There are a variety of ways to combat contact with urushiol. On family apple-picking outings in the western Piedmont, I usually brought back rashes along with apples until an orchard owner sent me down to her spring with a bar of lye soap to scrub myself before going home. While lye soap can remove urushiol, there are other substances available that are kinder to the skin. Jewelweed, a common native plant, was likely used by native people before Europeans arrived but seems to have had a rebirth in popularity and is now easy to find in soap form. Tecnu, a manufactured product, also works well for me. Whatever the stripper, it should be used as soon as possible after exposure.
A variety of remedies are also available for getting rid of the rash after the fact, although I’ve never found any to be particularly useful other than to relieve the itch a bit. As the Information Center points out, “Everyone appears to react slightly different to all the remedies.”
I’ve had a lot of discussions over the years about how many people are allergic to poison ivy. Sources vary, but the range seems to be from 15 to 50 percent. According to most sources, the allergic reaction seems to come down to the frequency and concentration of exposure – the more contact, the more our immune systems are likely to react. Only contact with urushiol can cause the rash, so if the oil can be thoroughly removed in time, a rash won’t occur. If urushiol is removed after the rash appears (not a pleasant process), the rash will not spread.
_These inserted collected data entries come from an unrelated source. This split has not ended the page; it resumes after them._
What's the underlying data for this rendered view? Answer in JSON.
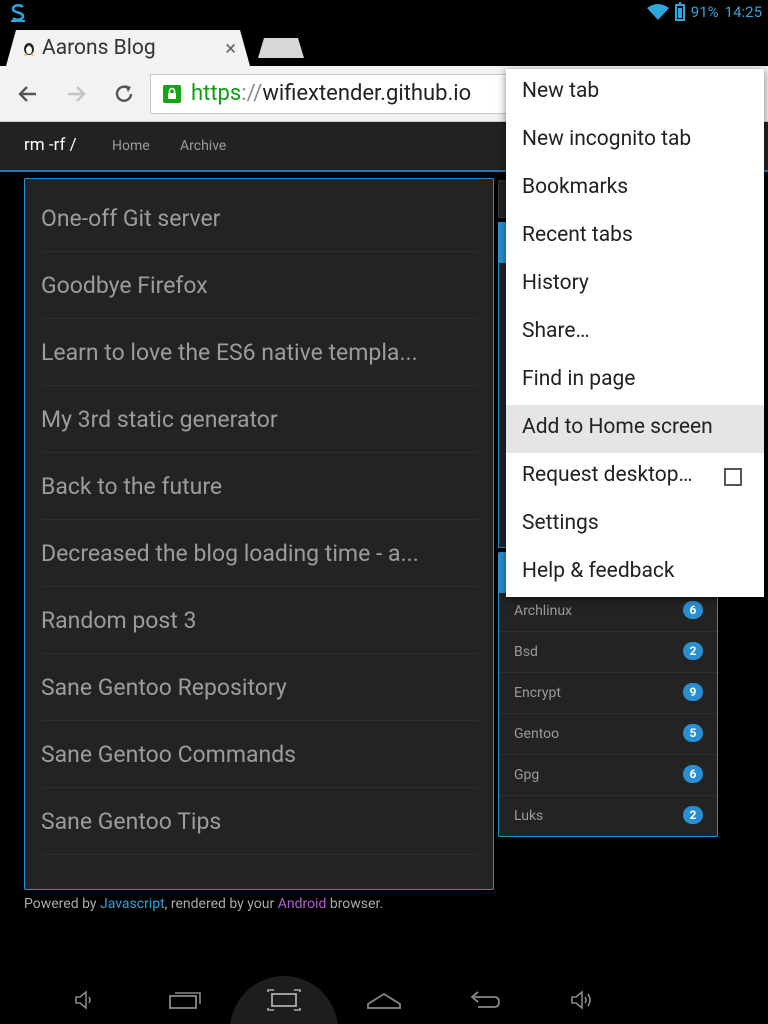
{
  "status_bar": {
    "battery": "91%",
    "time": "14:25",
    "icons": [
      "sync-logo-icon",
      "wifi-icon",
      "battery-icon"
    ]
  },
  "tab": {
    "title": "Aarons Blog",
    "close_glyph": "×"
  },
  "toolbar": {
    "url_scheme": "https",
    "url_sep": "://",
    "url_host": "wifiextender.github.io"
  },
  "site_nav": {
    "brand": "rm -rf /",
    "links": [
      "Home",
      "Archive"
    ]
  },
  "posts": [
    "One-off Git server",
    "Goodbye Firefox",
    "Learn to love the ES6 native templa...",
    "My 3rd static generator",
    "Back to the future",
    "Decreased the blog loading time - a...",
    "Random post 3",
    "Sane Gentoo Repository",
    "Sane Gentoo Commands",
    "Sane Gentoo Tips"
  ],
  "tags": [
    {
      "name": "Archlinux",
      "count": "6"
    },
    {
      "name": "Bsd",
      "count": "2"
    },
    {
      "name": "Encrypt",
      "count": "9"
    },
    {
      "name": "Gentoo",
      "count": "5"
    },
    {
      "name": "Gpg",
      "count": "6"
    },
    {
      "name": "Luks",
      "count": "2"
    }
  ],
  "footer": {
    "prefix": "Powered by ",
    "js": "Javascript",
    "middle": ", rendered by your ",
    "android": "Android",
    "suffix": " browser."
  },
  "menu": {
    "items": [
      "New tab",
      "New incognito tab",
      "Bookmarks",
      "Recent tabs",
      "History",
      "Share…",
      "Find in page",
      "Add to Home screen",
      "Request desktop…",
      "Settings",
      "Help & feedback"
    ],
    "highlighted": "Add to Home screen",
    "request_desktop_checked": false
  },
  "colors": {
    "accent": "#2a8fd0",
    "secure": "#0c9f0c",
    "link_purple": "#b45fd3"
  }
}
Burning poison ivy is bad idea because breathing in the smoke can cause an allergic reaction in the lungs, according to a National Institute for Occupational Safety and Health pamphlet, “Protecting Yourself from Poisonous Plants” (cdc.gov/niosh) which offers suggestions on dealing with exposure to urushiol.
While it’s good to remember that the tri-leafed stems of poison ivy help in identifying it, there are other plants with similar structure, and its leaves are not always shiny or red and can be a lovely matte green – and the plant can take surprising forms. I was reminded of that one day when my brother and I, walking down around one of the lower ponds, saw a branch over our heads that we couldn’t easily identify. I took hold of the branch to get a closer look at the leaves.
The branch was more than 10 feet long and appeared at first glance to be growing out from a 30-foot tree. It had lovely smooth, gray bark and three leaflets on each stem, with the main stem longer than the one with the other two leaflets. I thought of poison ivy but dismissed it because the branch seemed to be coming from the tree.
While I was looking at the leaves, my brother tracked back to the tree and found it came from one of several thick, intertwining poison ivy vines wrapped around the tree and extending more than 30 feet up to near the crown. The leaves that were left on the tree, a Black Locust, were barely discernible through the thick foliage of the poison ivy. Fortunately, I had not touched the leaves, and the bark of the branches is less likely to have urushiol than the rest of the plant, but I still scrubbed my hands with jewelweed soap when I got back to the house.
So, keep your eyes peeled, think before you touch any plant, and keep the jewelweed soap, Tecnu, or both handy. It’s going to be a long, hot summer.